CiT: Curation in Training for Effective Vision-Language Data
Hu Xu, Saining Xie, Po-Yao Huang, Licheng Yu, Russell Howes, Gargi Ghosh, Luke Zettlemoyer, Christoph Feichtenhofer
TL;DR
CiT tackles the prohibitively high cost of large-scale vision-language pretraining by introducing a dynamic data-curation mechanism that operates alongside model training. It uses a text-embedding data proxy, grounded in downstream task metadata, to selectively curate training data in an outer loop while an inner loop optimizes a contrastive image-to-text objective with a frozen vision encoder. Across cleaned and raw web-scale datasets (including LAION400M and a raw crawl), CiT delivers substantial speedups (often orders of magnitude) and competitive or superior zero-shot accuracy compared to LiT and OpenCLIP, even when training on noisy or multilingual data. The approach reduces data-processing pipelines, scales to large pools of raw data, and provides practical gains for researchers and practitioners seeking cost-efficient vision-language pretraining.
Abstract
Large vision-language models are generally applicable to many downstream tasks, but come at an exorbitant training cost that only large institutions can afford.

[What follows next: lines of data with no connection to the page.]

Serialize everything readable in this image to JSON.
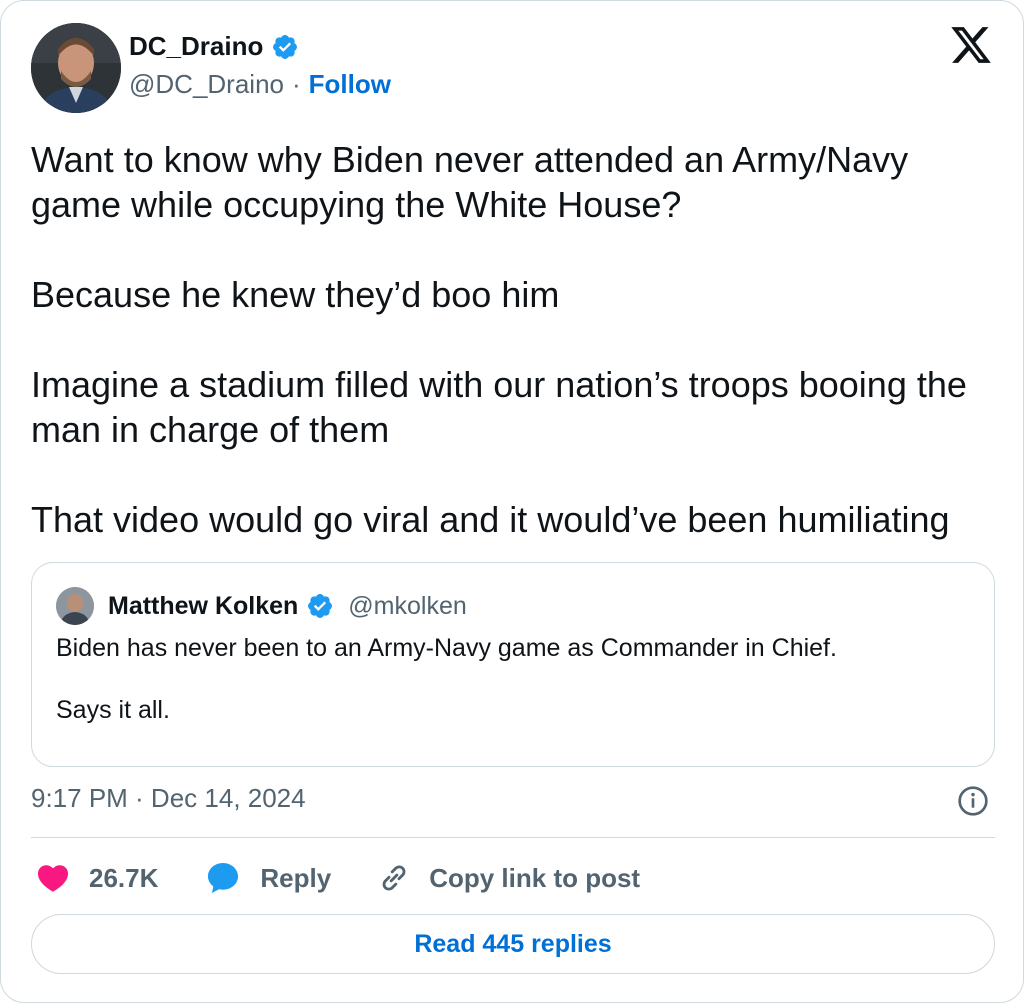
{
  "author": {
    "display_name": "DC_Draino",
    "handle": "@DC_Draino",
    "separator": "·",
    "follow_label": "Follow",
    "verified": true
  },
  "post": {
    "paragraphs": [
      "Want to know why Biden never attended an Army/Navy game while occupying the White House?",
      "Because he knew they’d boo him",
      "Imagine a stadium filled with our nation’s troops booing the man in charge of them",
      "That video would go viral and it would’ve been humiliating"
    ]
  },
  "quoted": {
    "display_name": "Matthew Kolken",
    "handle": "@mkolken",
    "verified": true,
    "paragraphs": [
      "Biden has never been to an Army-Navy game as Commander in Chief.",
      "Says it all."
    ]
  },
  "meta": {
    "timestamp": "9:17 PM · Dec 14, 2024"
  },
  "actions": {
    "likes": "26.7K",
    "reply_label": "Reply",
    "copy_label": "Copy link to post"
  },
  "read_replies_label": "Read 445 replies",
  "colors": {
    "accent": "#006fd6",
    "verified": "#1d9bf0",
    "like": "#f91880",
    "muted": "#536471",
    "border": "#cfd9de"
  },
  "icons": [
    "verified-badge-icon",
    "x-logo-icon",
    "info-icon",
    "heart-icon",
    "reply-bubble-icon",
    "link-icon"
  ]
}
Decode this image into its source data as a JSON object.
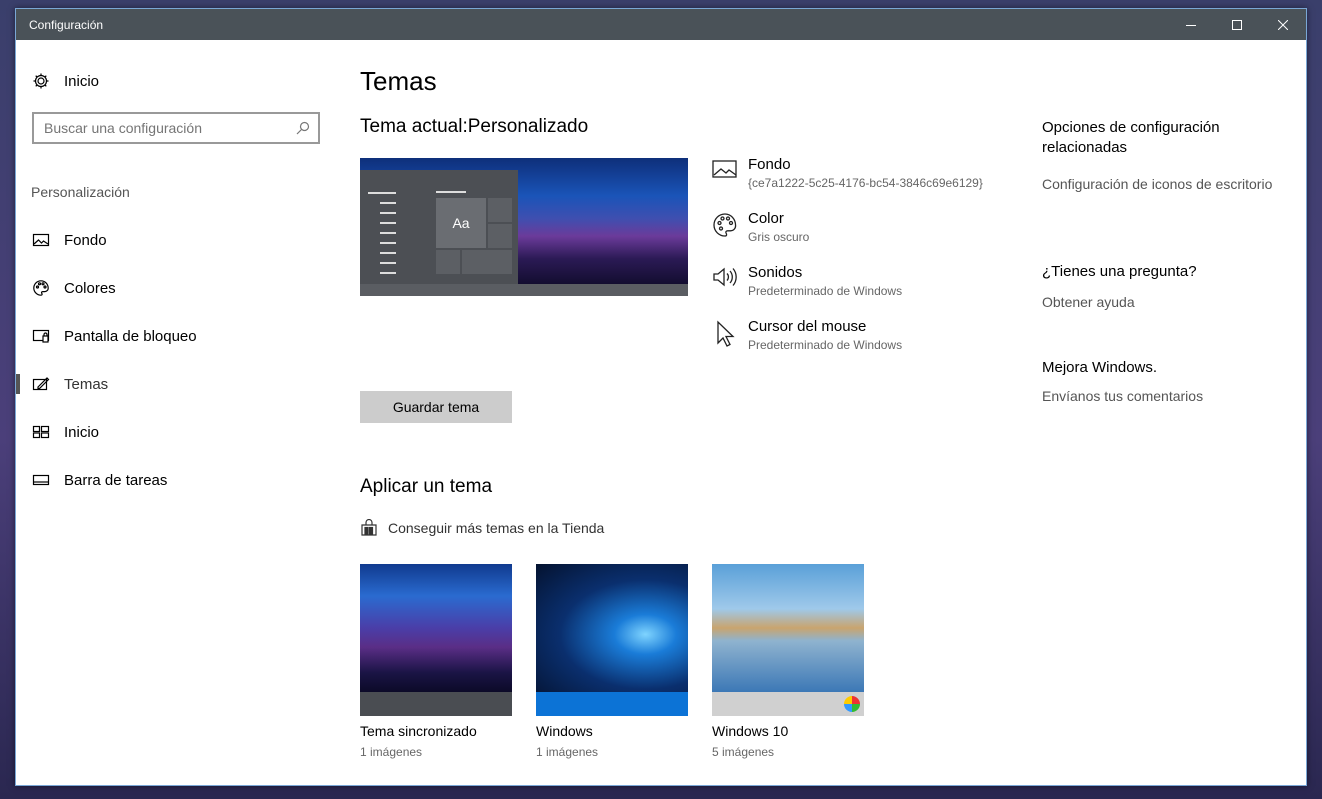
{
  "window": {
    "title": "Configuración"
  },
  "sidebar": {
    "home_label": "Inicio",
    "search_placeholder": "Buscar una configuración",
    "section": "Personalización",
    "items": [
      {
        "label": "Fondo",
        "icon": "image-icon"
      },
      {
        "label": "Colores",
        "icon": "palette-icon"
      },
      {
        "label": "Pantalla de bloqueo",
        "icon": "lock-screen-icon"
      },
      {
        "label": "Temas",
        "icon": "themes-icon",
        "active": true
      },
      {
        "label": "Inicio",
        "icon": "start-icon"
      },
      {
        "label": "Barra de tareas",
        "icon": "taskbar-icon"
      }
    ]
  },
  "main": {
    "title": "Temas",
    "current_label": "Tema actual:",
    "current_value": "Personalizado",
    "preview_text": "Aa",
    "properties": [
      {
        "name": "Fondo",
        "value": "{ce7a1222-5c25-4176-bc54-3846c69e6129}",
        "icon": "image-icon"
      },
      {
        "name": "Color",
        "value": "Gris oscuro",
        "icon": "palette-icon"
      },
      {
        "name": "Sonidos",
        "value": "Predeterminado de Windows",
        "icon": "speaker-icon"
      },
      {
        "name": "Cursor del mouse",
        "value": "Predeterminado de Windows",
        "icon": "cursor-icon"
      }
    ],
    "save_button": "Guardar tema",
    "apply_title": "Aplicar un tema",
    "store_link": "Conseguir más temas en la Tienda",
    "themes": [
      {
        "name": "Tema sincronizado",
        "count": "1 imágenes"
      },
      {
        "name": "Windows",
        "count": "1 imágenes"
      },
      {
        "name": "Windows 10",
        "count": "5 imágenes"
      }
    ]
  },
  "right": {
    "related_title": "Opciones de configuración relacionadas",
    "related_link": "Configuración de iconos de escritorio",
    "question_title": "¿Tienes una pregunta?",
    "question_link": "Obtener ayuda",
    "improve_title": "Mejora Windows.",
    "improve_link": "Envíanos tus comentarios"
  }
}
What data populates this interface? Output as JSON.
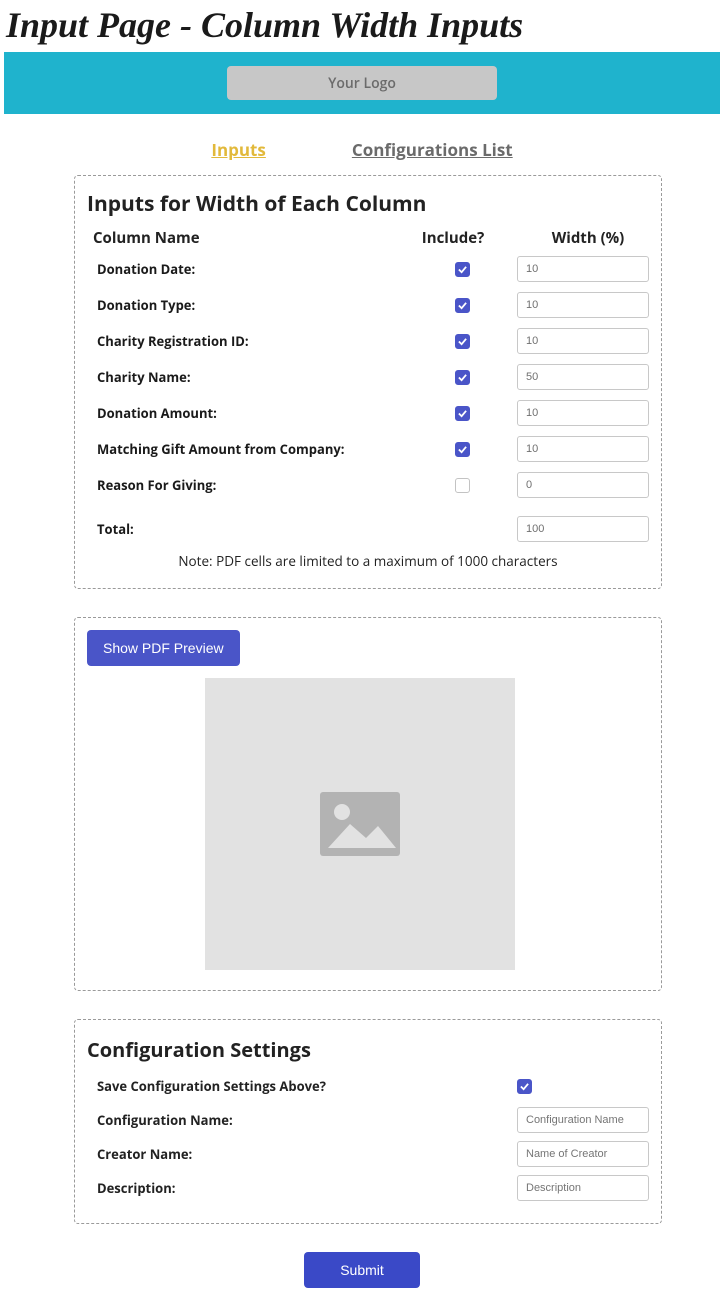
{
  "title": "Input Page - Column Width Inputs",
  "logo_text": "Your Logo",
  "tabs": {
    "inputs": "Inputs",
    "configs": "Configurations List"
  },
  "section1": {
    "heading": "Inputs for Width of Each Column",
    "headers": {
      "name": "Column Name",
      "include": "Include?",
      "width": "Width (%)"
    },
    "rows": [
      {
        "label": "Donation Date:",
        "include": true,
        "width_value": "10"
      },
      {
        "label": "Donation Type:",
        "include": true,
        "width_value": "10"
      },
      {
        "label": "Charity Registration ID:",
        "include": true,
        "width_value": "10"
      },
      {
        "label": "Charity Name:",
        "include": true,
        "width_value": "50"
      },
      {
        "label": "Donation Amount:",
        "include": true,
        "width_value": "10"
      },
      {
        "label": "Matching Gift Amount from Company:",
        "include": true,
        "width_value": "10"
      },
      {
        "label": "Reason For Giving:",
        "include": false,
        "width_value": "0"
      }
    ],
    "total": {
      "label": "Total:",
      "value": "100"
    },
    "note": "Note: PDF cells are limited to a maximum of 1000 characters"
  },
  "section2": {
    "button": "Show PDF Preview"
  },
  "section3": {
    "heading": "Configuration Settings",
    "save": {
      "label": "Save Configuration Settings Above?",
      "checked": true
    },
    "name": {
      "label": "Configuration Name:",
      "placeholder": "Configuration Name"
    },
    "creator": {
      "label": "Creator Name:",
      "placeholder": "Name of Creator"
    },
    "desc": {
      "label": "Description:",
      "placeholder": "Description"
    }
  },
  "submit_label": "Submit"
}
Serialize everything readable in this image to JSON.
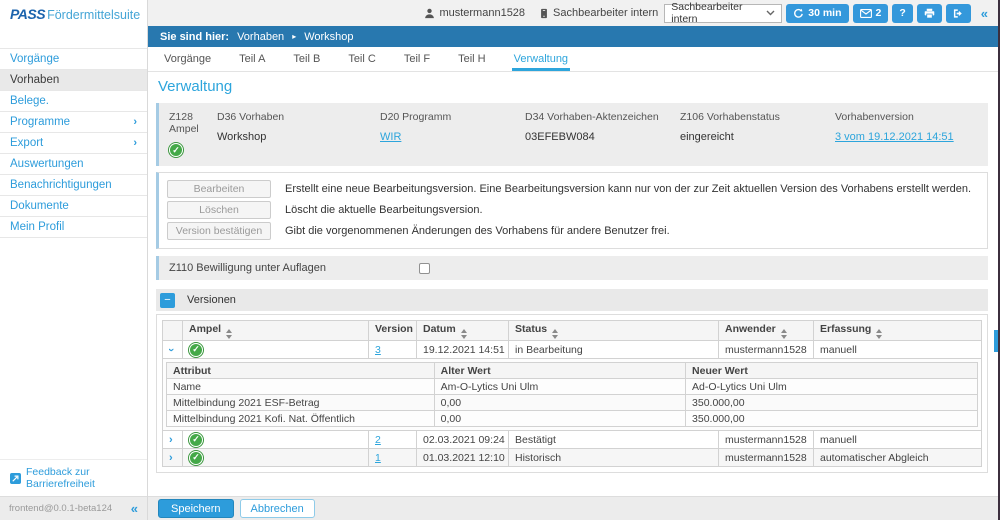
{
  "glyphs": {
    "check": "✓",
    "chevron_right": "›",
    "collapse_left": "«",
    "minus": "−",
    "breadcrumb_arrow": "▸"
  },
  "brand": {
    "bold": "PASS",
    "rest": "Fördermittelsuite"
  },
  "topbar": {
    "username": "mustermann1528",
    "role": "Sachbearbeiter intern",
    "role_select": "Sachbearbeiter intern",
    "session": "30 min",
    "mail_count": "2",
    "help": "?"
  },
  "sidebar": {
    "items": [
      {
        "label": "Vorgänge"
      },
      {
        "label": "Vorhaben"
      },
      {
        "label": "Belege."
      },
      {
        "label": "Programme"
      },
      {
        "label": "Export"
      },
      {
        "label": "Auswertungen"
      },
      {
        "label": "Benachrichtigungen"
      },
      {
        "label": "Dokumente"
      },
      {
        "label": "Mein Profil"
      }
    ],
    "feedback": "Feedback zur Barrierefreiheit",
    "build": "frontend@0.0.1-beta124"
  },
  "breadcrumb": {
    "prefix": "Sie sind hier:",
    "level1": "Vorhaben",
    "level2": "Workshop"
  },
  "tabs": {
    "items": [
      "Vorgänge",
      "Teil A",
      "Teil B",
      "Teil C",
      "Teil F",
      "Teil H",
      "Verwaltung"
    ]
  },
  "page": {
    "title": "Verwaltung"
  },
  "summary": {
    "fields": [
      {
        "label": "Z128 Ampel",
        "value": ""
      },
      {
        "label": "D36 Vorhaben",
        "value": "Workshop"
      },
      {
        "label": "D20 Programm",
        "value": "WIR"
      },
      {
        "label": "D34 Vorhaben-Aktenzeichen",
        "value": "03EFEBW084"
      },
      {
        "label": "Z106 Vorhabenstatus",
        "value": "eingereicht"
      },
      {
        "label": "Vorhabenversion",
        "value": "3 vom 19.12.2021 14:51"
      }
    ]
  },
  "actions": {
    "rows": [
      {
        "button": "Bearbeiten",
        "description": "Erstellt eine neue Bearbeitungsversion. Eine Bearbeitungsversion kann nur von der zur Zeit aktuellen Version des Vorhabens erstellt werden."
      },
      {
        "button": "Löschen",
        "description": "Löscht die aktuelle Bearbeitungsversion."
      },
      {
        "button": "Version bestätigen",
        "description": "Gibt die vorgenommenen Änderungen des Vorhabens für andere Benutzer frei."
      }
    ]
  },
  "approval": {
    "label": "Z110 Bewilligung unter Auflagen",
    "checked": false
  },
  "versions": {
    "title": "Versionen",
    "columns": {
      "ampel": "Ampel",
      "version": "Version",
      "datum": "Datum",
      "status": "Status",
      "anwender": "Anwender",
      "erfassung": "Erfassung"
    },
    "rows": [
      {
        "version": "3",
        "datum": "19.12.2021 14:51",
        "status": "in Bearbeitung",
        "anwender": "mustermann1528",
        "erfassung": "manuell"
      },
      {
        "version": "2",
        "datum": "02.03.2021 09:24",
        "status": "Bestätigt",
        "anwender": "mustermann1528",
        "erfassung": "manuell"
      },
      {
        "version": "1",
        "datum": "01.03.2021 12:10",
        "status": "Historisch",
        "anwender": "mustermann1528",
        "erfassung": "automatischer Abgleich"
      }
    ],
    "detail": {
      "columns": {
        "attribut": "Attribut",
        "alter": "Alter Wert",
        "neuer": "Neuer Wert"
      },
      "rows": [
        {
          "attribut": "Name",
          "alter": "Am-O-Lytics Uni Ulm",
          "neuer": "Ad-O-Lytics Uni Ulm"
        },
        {
          "attribut": "Mittelbindung 2021 ESF-Betrag",
          "alter": "0,00",
          "neuer": "350.000,00"
        },
        {
          "attribut": "Mittelbindung 2021 Kofi. Nat. Öffentlich",
          "alter": "0,00",
          "neuer": "350.000,00"
        }
      ]
    }
  },
  "footer": {
    "save": "Speichern",
    "cancel": "Abbrechen"
  }
}
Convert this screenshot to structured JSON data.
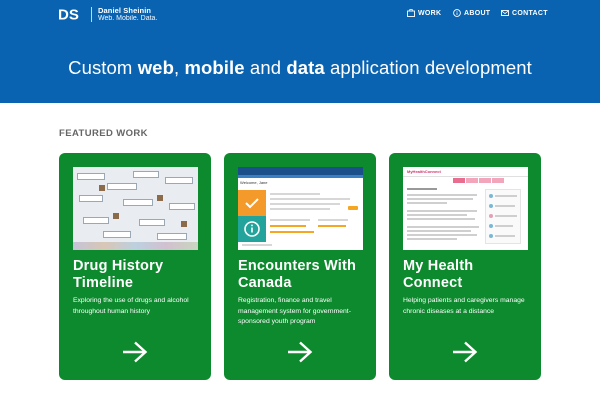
{
  "brand": {
    "logo_text": "DS",
    "name": "Daniel Sheinin",
    "tagline": "Web. Mobile. Data."
  },
  "nav": {
    "items": [
      {
        "label": "WORK",
        "icon": "briefcase-icon"
      },
      {
        "label": "ABOUT",
        "icon": "info-icon"
      },
      {
        "label": "CONTACT",
        "icon": "envelope-icon"
      }
    ]
  },
  "hero": {
    "parts": [
      "Custom ",
      "web",
      ", ",
      "mobile",
      " and ",
      "data",
      " application development"
    ]
  },
  "featured": {
    "heading": "FEATURED WORK",
    "cards": [
      {
        "title": "Drug History Timeline",
        "description": "Exploring the use of drugs and alcohol throughout human history"
      },
      {
        "title": "Encounters With Canada",
        "description": "Registration, finance and travel management system for government-sponsored youth program",
        "screenshot_text": "Welcome, Jane"
      },
      {
        "title": "My Health Connect",
        "description": "Helping patients and caregivers manage chronic diseases at a distance",
        "screenshot_text": "MyHealthConnect"
      }
    ]
  },
  "colors": {
    "header_blue": "#0a63b1",
    "card_green": "#0e8a2e",
    "heading_gray": "#666666"
  }
}
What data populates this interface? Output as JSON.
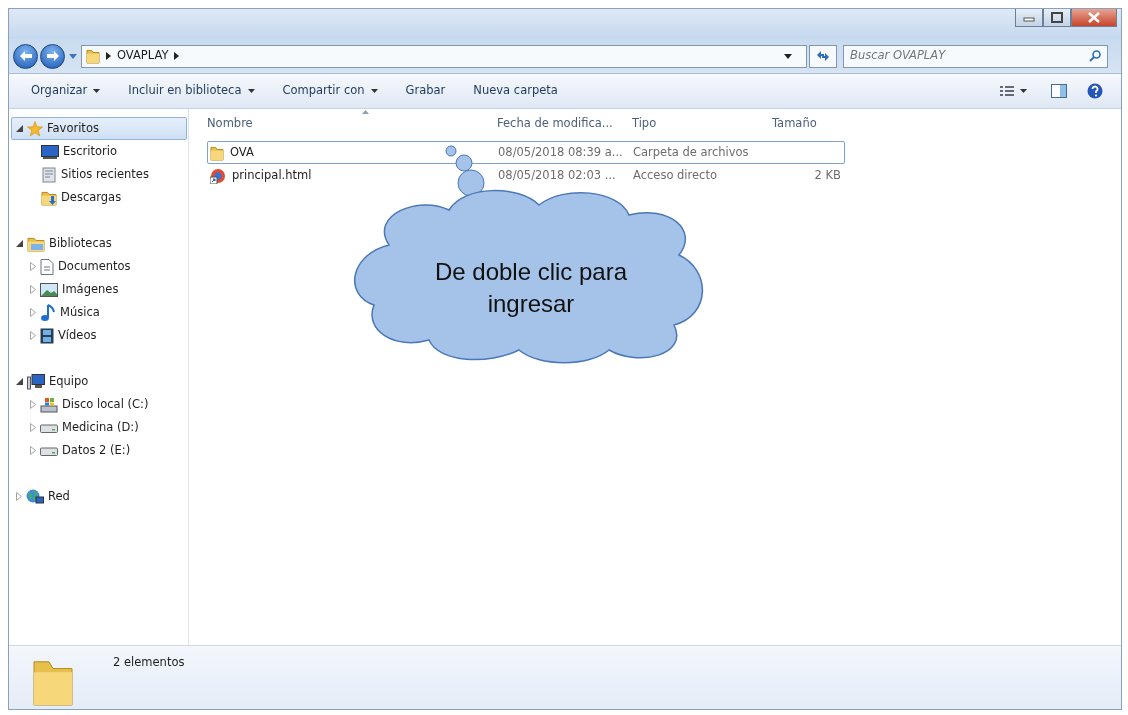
{
  "address_bar": {
    "segments": [
      "OVAPLAY"
    ]
  },
  "search": {
    "placeholder": "Buscar OVAPLAY"
  },
  "toolbar": [
    {
      "label": "Organizar",
      "dropdown": true
    },
    {
      "label": "Incluir en biblioteca",
      "dropdown": true
    },
    {
      "label": "Compartir con",
      "dropdown": true
    },
    {
      "label": "Grabar",
      "dropdown": false
    },
    {
      "label": "Nueva carpeta",
      "dropdown": false
    }
  ],
  "sidebar": {
    "items": [
      {
        "label": "Favoritos",
        "kind": "star",
        "expanded": true,
        "selected": true,
        "children": [
          {
            "label": "Escritorio",
            "kind": "desktop",
            "selected": false
          },
          {
            "label": "Sitios recientes",
            "kind": "recent",
            "selected": false
          },
          {
            "label": "Descargas",
            "kind": "download",
            "selected": false
          }
        ]
      },
      {
        "label": "Bibliotecas",
        "kind": "library",
        "expanded": true,
        "selected": false,
        "children": [
          {
            "label": "Documentos",
            "kind": "document",
            "expanded": false,
            "selected": false
          },
          {
            "label": "Imágenes",
            "kind": "image",
            "expanded": false,
            "selected": false
          },
          {
            "label": "Música",
            "kind": "music",
            "expanded": false,
            "selected": false
          },
          {
            "label": "Vídeos",
            "kind": "video",
            "expanded": false,
            "selected": false
          }
        ]
      },
      {
        "label": "Equipo",
        "kind": "computer",
        "expanded": true,
        "selected": false,
        "children": [
          {
            "label": "Disco local (C:)",
            "kind": "system-drive",
            "expanded": false,
            "selected": false
          },
          {
            "label": "Medicina (D:)",
            "kind": "drive",
            "expanded": false,
            "selected": false
          },
          {
            "label": "Datos 2 (E:)",
            "kind": "drive",
            "expanded": false,
            "selected": false
          }
        ]
      },
      {
        "label": "Red",
        "kind": "network",
        "expanded": false,
        "selected": false
      }
    ]
  },
  "table": {
    "columns": [
      "Nombre",
      "Fecha de modifica...",
      "Tipo",
      "Tamaño"
    ],
    "rows": [
      {
        "name": "OVA",
        "kind": "folder",
        "date": "08/05/2018 08:39 a...",
        "type": "Carpeta de archivos",
        "selected": true
      },
      {
        "name": "principal.html",
        "kind": "shortcut",
        "date": "08/05/2018 02:03 ...",
        "type": "Acceso directo",
        "size": "2 KB",
        "selected": false
      }
    ]
  },
  "callout": {
    "text": "De doble clic para ingresar"
  },
  "status_bar": {
    "text": "2 elementos"
  }
}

This paper trades generality for efficiency and presents Curation in Training (CiT), a simple and efficient vision-text learning algorithm that couples a data objective into training. CiT automatically yields quality data to speed-up contrastive image-text training and alleviates the need for an offline data filtering pipeline, allowing broad data sources (including raw image-text pairs from the web). CiT contains two loops: an outer loop curating the training data and an inner loop consuming the curated training data. The text encoder connects the two loops. Given metadata for tasks of interest, e.g., class names, and a large pool of image-text pairs, CiT alternatively selects relevant training data from the pool by measuring the similarity of their text embeddings and embeddings of the metadata. In our experiments, we observe that CiT can speed up training by over an order of magnitude, especially if the raw data size is large.